Function Transformation

In mathematics, we have systematic ways to alter the basic functions to build new functions out of them. This allows us to have better understanding of how to change functions and how operations on a function impact the look and behavior of the said function.

Vertical and Horizontal Shift

One basic transformation involves shifting the entire graph of a function up, down, left or right. Given a function $f(x)$...

1. The vertical shift shifts $f(x)$ up or down. Let $g(x) = f(x) + k$ where $k$ is a constant, this new function is a vertical shift of $f(x)$ by $k$ units. If $k$ is positive, the graph will shift up. If $k$ is negative, the graph will shift down.
2. The horizontal shift shifts $f(x)$ left or right. Let $g(x) = f(x - h)$ where $h$ is a constant, this new function is a horizontal shift of $f(x)$ by $h$ units. If $h$ is positive, the graph will shift right. If $h$ is negative, the graph will shift left.

Putting these concepts together, $g(x) = f(x - h) + k$ is a new function that shifts $f(x)$ vertically by $k$ units and horizontally by $h$ units. An example of this is...

$\underline{Example}$

Given $f(x) = \:\mid x \mid$, describe the shifts to get $\:h(x) = \:\mid x - 2 \mid + \:4$.

In this instance, $k = 4$ and $h = 2$.

We shift $f(x)$ two units to the right and four units up to get $h(x)$.

Fig. 1 - Dashed Graph f(x) and Solid Graph = h(x)

Reflection

Another transformation that can be applied to a function is a reflection over the $x$ or $y$ axis. Given a function $f(x)$...

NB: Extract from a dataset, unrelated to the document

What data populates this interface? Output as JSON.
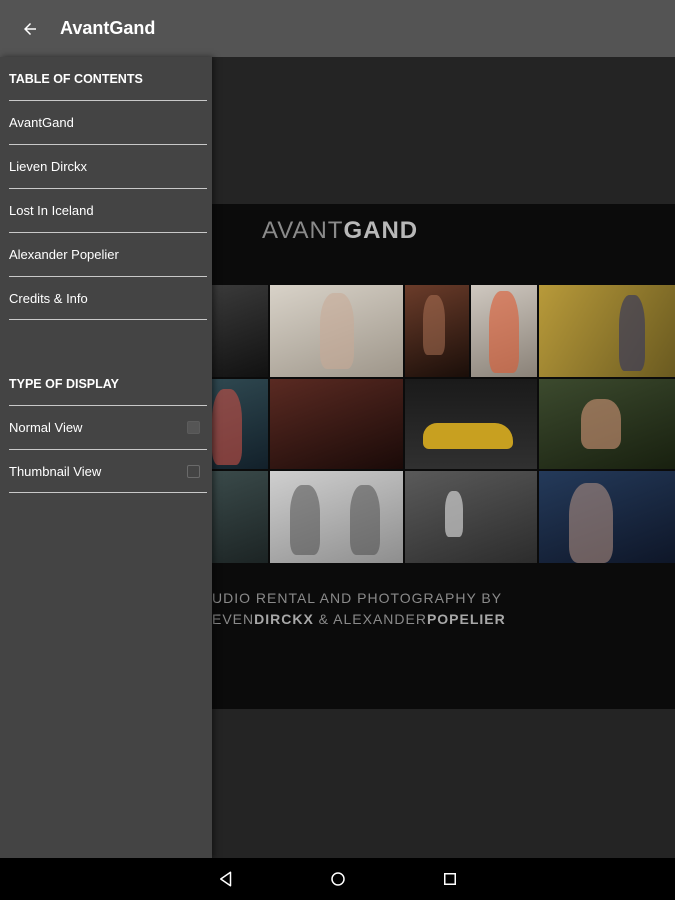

1. The vertical reflection reflects $f(x)$ over the $x$-axis. The function $g(x)$ is a reflection of $f(x)$ over the $x$-axis if $g(x) = -f(x)$.
2. The horizontal reflection reflects $f(x)$ over the $y$-axis. The function $g(x)$ is a reflection of $f(x)$ over the $y$-axis if $g(x) = f(-x)$.

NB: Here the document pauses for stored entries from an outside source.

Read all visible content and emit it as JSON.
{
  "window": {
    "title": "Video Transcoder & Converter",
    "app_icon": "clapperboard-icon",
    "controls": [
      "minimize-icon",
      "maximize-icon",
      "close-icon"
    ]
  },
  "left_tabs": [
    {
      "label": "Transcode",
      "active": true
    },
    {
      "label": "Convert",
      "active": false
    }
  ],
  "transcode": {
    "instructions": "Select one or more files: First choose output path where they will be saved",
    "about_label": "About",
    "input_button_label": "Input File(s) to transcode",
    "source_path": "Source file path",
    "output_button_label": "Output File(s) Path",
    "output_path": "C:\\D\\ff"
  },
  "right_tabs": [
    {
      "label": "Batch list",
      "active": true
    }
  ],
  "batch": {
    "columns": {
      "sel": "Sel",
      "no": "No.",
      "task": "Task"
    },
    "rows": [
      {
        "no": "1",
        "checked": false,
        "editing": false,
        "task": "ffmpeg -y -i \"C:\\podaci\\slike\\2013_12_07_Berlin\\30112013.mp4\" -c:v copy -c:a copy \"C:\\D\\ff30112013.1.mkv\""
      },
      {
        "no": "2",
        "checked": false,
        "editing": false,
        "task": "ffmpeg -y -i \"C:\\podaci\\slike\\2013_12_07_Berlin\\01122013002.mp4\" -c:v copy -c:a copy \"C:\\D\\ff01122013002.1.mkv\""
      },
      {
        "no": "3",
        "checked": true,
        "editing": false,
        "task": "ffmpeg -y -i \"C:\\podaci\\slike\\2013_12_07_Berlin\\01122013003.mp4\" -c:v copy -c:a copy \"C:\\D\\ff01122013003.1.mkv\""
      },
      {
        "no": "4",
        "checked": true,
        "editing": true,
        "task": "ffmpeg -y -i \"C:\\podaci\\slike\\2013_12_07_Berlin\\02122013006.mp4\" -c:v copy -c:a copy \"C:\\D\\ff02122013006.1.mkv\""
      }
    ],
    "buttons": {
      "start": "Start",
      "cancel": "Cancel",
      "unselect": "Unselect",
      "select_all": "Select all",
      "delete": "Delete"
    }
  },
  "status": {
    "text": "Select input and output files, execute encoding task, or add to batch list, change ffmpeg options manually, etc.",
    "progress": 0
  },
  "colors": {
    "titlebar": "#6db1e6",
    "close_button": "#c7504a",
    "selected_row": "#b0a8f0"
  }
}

For vertical reflection, we multiply all the outputs by $-1$ of the original function. Finally, for the horizontal reflection, we multiply all the inputs by $-1$ of the original function.

Fig. 2 - Reflection

Even and Odd Function

Some functions are symmetrical meaning when we reflect the function, we result in the original graph. There are two types of these functions...

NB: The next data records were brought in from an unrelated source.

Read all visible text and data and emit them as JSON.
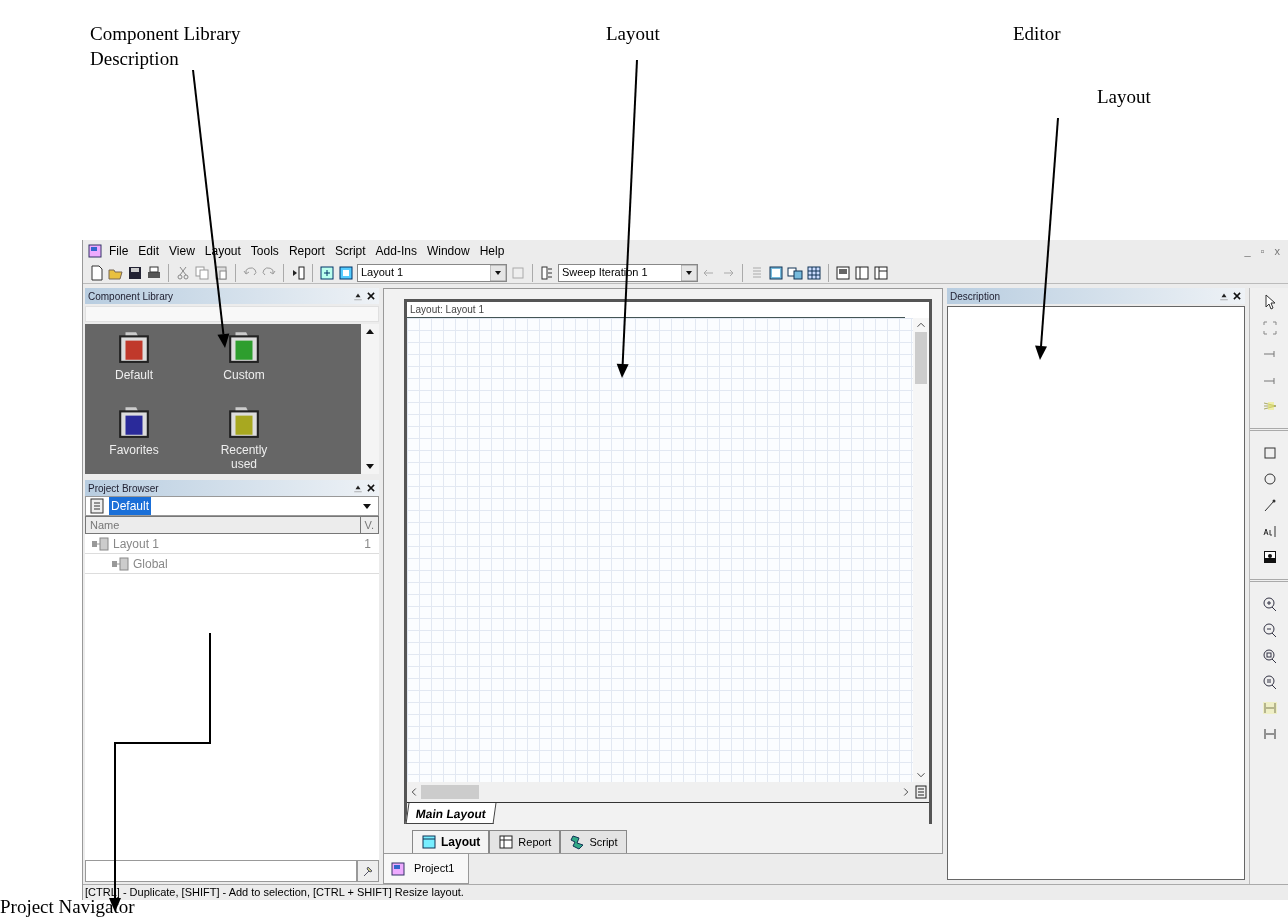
{
  "annotations": [
    {
      "text": "Component Library"
    },
    {
      "text": "Description"
    },
    {
      "text": "Layout"
    },
    {
      "text": "Editor"
    },
    {
      "text": "Layout"
    },
    {
      "text": "Project Navigator"
    }
  ],
  "menu": [
    "File",
    "Edit",
    "View",
    "Layout",
    "Tools",
    "Report",
    "Script",
    "Add-Ins",
    "Window",
    "Help"
  ],
  "window_controls": [
    "_",
    "▫",
    "x"
  ],
  "toolbar": {
    "layout_combo": "Layout 1",
    "sweep_combo": "Sweep Iteration 1"
  },
  "component_library": {
    "title": "Component Library",
    "folders": [
      {
        "label": "Default",
        "color": "#c0392b"
      },
      {
        "label": "Custom",
        "color": "#2e9e2e"
      },
      {
        "label": "Favorites",
        "color": "#2a2a9a"
      },
      {
        "label": "Recently used",
        "color": "#a8a820"
      }
    ]
  },
  "project_browser": {
    "title": "Project Browser",
    "selector": {
      "value": "Default",
      "selected": true
    },
    "columns": [
      "Name",
      "V."
    ],
    "tree": [
      {
        "name": "Layout 1",
        "version": "1",
        "children": [
          {
            "name": "Global"
          }
        ]
      }
    ]
  },
  "editor": {
    "title": "Layout: Layout 1",
    "sheet_tab": "Main Layout",
    "view_tabs": [
      {
        "label": "Layout",
        "selected": true
      },
      {
        "label": "Report",
        "selected": false
      },
      {
        "label": "Script",
        "selected": false
      }
    ],
    "document_tab": "Project1"
  },
  "description": {
    "title": "Description"
  },
  "status_bar": "[CTRL] - Duplicate, [SHIFT] - Add to selection, [CTRL + SHIFT] Resize layout."
}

1. An even function is a function whose graph is symmetric about the $y$-axis. This means for every $x$, $f(x) = f(-x)$. An example of an even function is $f(x) = x^2$ because $f(-x) = (-x)^2 = x^2$.
2. An odd function is a function whose graph is symmetric about the origin. This means for every $x$, $f(x) = -f(-x)$. An example of an odd function is $f(x) = x^3$ because $-f(-x) = -(-x)^3 = -1 \times -1 (x^3) = x^3$.

Strech and Compression

Finally, we can transform functions by stretching it or compressing it which changes the shape of the graph. Given a function $f(x)$...

1. Let $g(x) = af(x)$ where $a$ is a constant. A vertical stretch happens if $\mid a \mid\: > 1$. On the other hand, a vertical compression happens if $0 < \:\mid a \mid\: < 1$.
2. Let $g(x) = f(bx)$ where $b$ is a constant. A horizontal compression happens if $\mid b \mid\: > 1$ and in this case the graph will be compressed by $\frac{1}{b}$. On the other hand, a horizontal stretch happens if $0 < \:\mid a \mid\: < 1$ and in this case the graph will be stretched by $\frac{1}{b}$.

Fig. 3 - Stretch and Compression

note

The sign of the constants $a$ and $b$ does not transform the stretch or compression but instead transforms the reflection of the graphs.

With all our transformations put together, we get the equation...

$g(x) = \pm a \times f(\pm b(x - h)) + k$

where $\pm a$ transforms by vertical stretch or compression and vertical reflection, $\pm b$ transforms by horizontal stretch or compression and horizontal reflection, $h$ transforms by horizontal shift, and $k$ transforms by vertical shift.